HW6 (20pts) (solutions)

  1. Consider an empty B-tree of t=2.
    • (a) (3pts) Demonstrate insertion of the following character keys in order:
      D H T L S M V X K Z Q
    • (b) (1pt) How many splits were needed in part (a)?
    • (c) (1pt) Show the tree after deleting M.
  2. (2pts) Derive the maximum number of keys that can be stored in a B-tree (including internal nodes, not a B+-tree), in terms of t and the height h. Show your work.
  3. In the Linux BTRFS filesystem (default configuration), each node is 4KB = 4096 bytes (the block size). Each key takes 20 bytes, and each pointer to a child node is 8 bytes.
    • (a) (1pt) What is the largest value of t for a B-tree with such nodes? (In reality, the header also takes up some space, but you can ignore that.)
    • (b) (1pt) A 3-bit field tracks the height of each node, which means the B-tree can have at most 8 levels. Approximately how many keys can be stored in such a B-tree?

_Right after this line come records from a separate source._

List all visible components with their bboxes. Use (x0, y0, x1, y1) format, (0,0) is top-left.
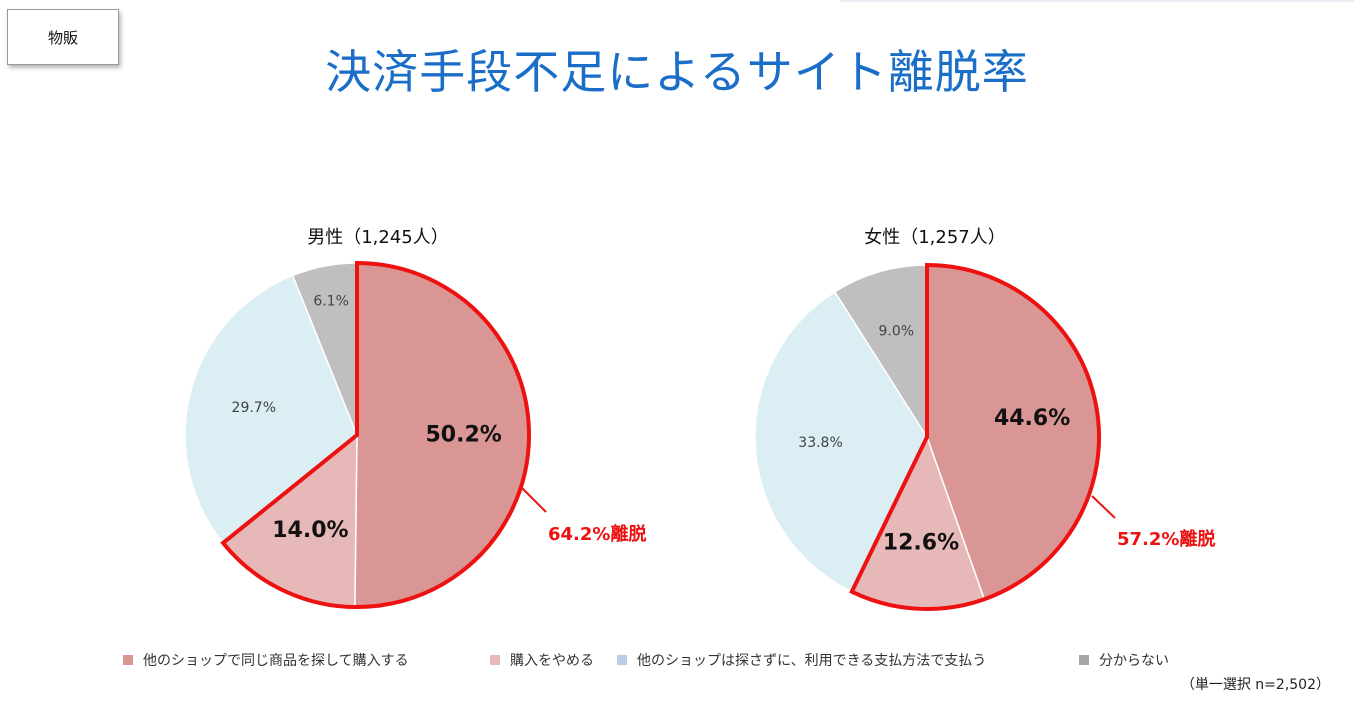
annotation-label-1: 64.2%離脱 (548, 523, 646, 545)
category-tag: 物販 (7, 9, 119, 65)
slice-label-1-1: 50.2% (425, 423, 501, 448)
legend-swatch-4 (1079, 655, 1089, 665)
annotation-label-2: 57.2%離脱 (1117, 528, 1215, 550)
annotation-leader-2 (1091, 495, 1116, 519)
pie-slice-1-3 (184, 274, 358, 545)
legend-label: 購入をやめる (510, 653, 594, 669)
legend: 他のショップで同じ商品を探して購入する 購入をやめる 他のショップは探さずに、利… (0, 650, 1354, 670)
slice-label-1-3: 29.7% (232, 400, 276, 416)
legend-item: 他のショップで同じ商品を探して購入する (123, 650, 409, 670)
chart-title-female: 女性（1,257人） (864, 227, 1006, 248)
slice-label-2-3: 33.8% (798, 435, 842, 451)
legend-swatch-2 (490, 655, 500, 665)
legend-label: 他のショップで同じ商品を探して購入する (143, 653, 409, 669)
pie-slice-2-3 (754, 290, 928, 593)
slice-label-2-1: 44.6% (994, 406, 1070, 431)
page-title: 決済手段不足によるサイト離脱率 (325, 45, 1029, 99)
slice-label-2-4: 9.0% (878, 323, 914, 339)
legend-item: 購入をやめる (490, 650, 594, 670)
legend-swatch-1 (123, 655, 133, 665)
sample-note: （単一選択 n=2,502） (1180, 677, 1330, 693)
legend-swatch-3 (617, 655, 627, 665)
slice-label-1-2: 14.0% (272, 518, 348, 543)
legend-label: 他のショップは探さずに、利用できる支払方法で支払う (637, 653, 987, 669)
legend-item: 他のショップは探さずに、利用できる支払方法で支払う (617, 650, 986, 670)
chart-title-male: 男性（1,245人） (307, 227, 449, 248)
slice-label-1-4: 6.1% (313, 294, 349, 310)
abandon-outline-1 (220, 260, 531, 609)
slice-label-2-2: 12.6% (883, 530, 959, 555)
legend-item: 分からない (1079, 650, 1169, 670)
top-divider (840, 0, 1354, 2)
annotation-leader-1 (521, 487, 547, 513)
abandon-outline-2 (849, 262, 1101, 611)
legend-label: 分からない (1099, 653, 1169, 669)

    • (c) (1pt) Compute the maximum number of key comparisons that need to be done in order to find a key in such a B-tree. How many disk accesses (fetching nodes/blocks from disk)?
  4. Programming Project: Implement a B-tree for integer keys. Use pre-emptive split/merge as described in lecture. You may limit yourself to t ≤ 10 if it makes things easier. The policies stated above for programming assignments apply. Your code should have:
    • (a) (2pts) Class definitions and constructors for a single node and for the tree as a whole. t should be a parameter the user can set when instantiating the tree.
    • (b) (3pts) insert( key ): the return value should be the number of disk accesses needed (excluding the root node). If the key already exists, don’t modify the tree.
    • (c) (1pt) size(): return the number of keys currently stored in the tree.
    • (d) (3pts) Pre-order and in-order tree traversals to print out the tree. (In-order traversal should print the keys in order.) You may use these to verify insertion works correctly.
    • (e) (2pts) Extra credit (optional): delete( key ), returning the number of disk accesses. Handle non-existent key gracefully.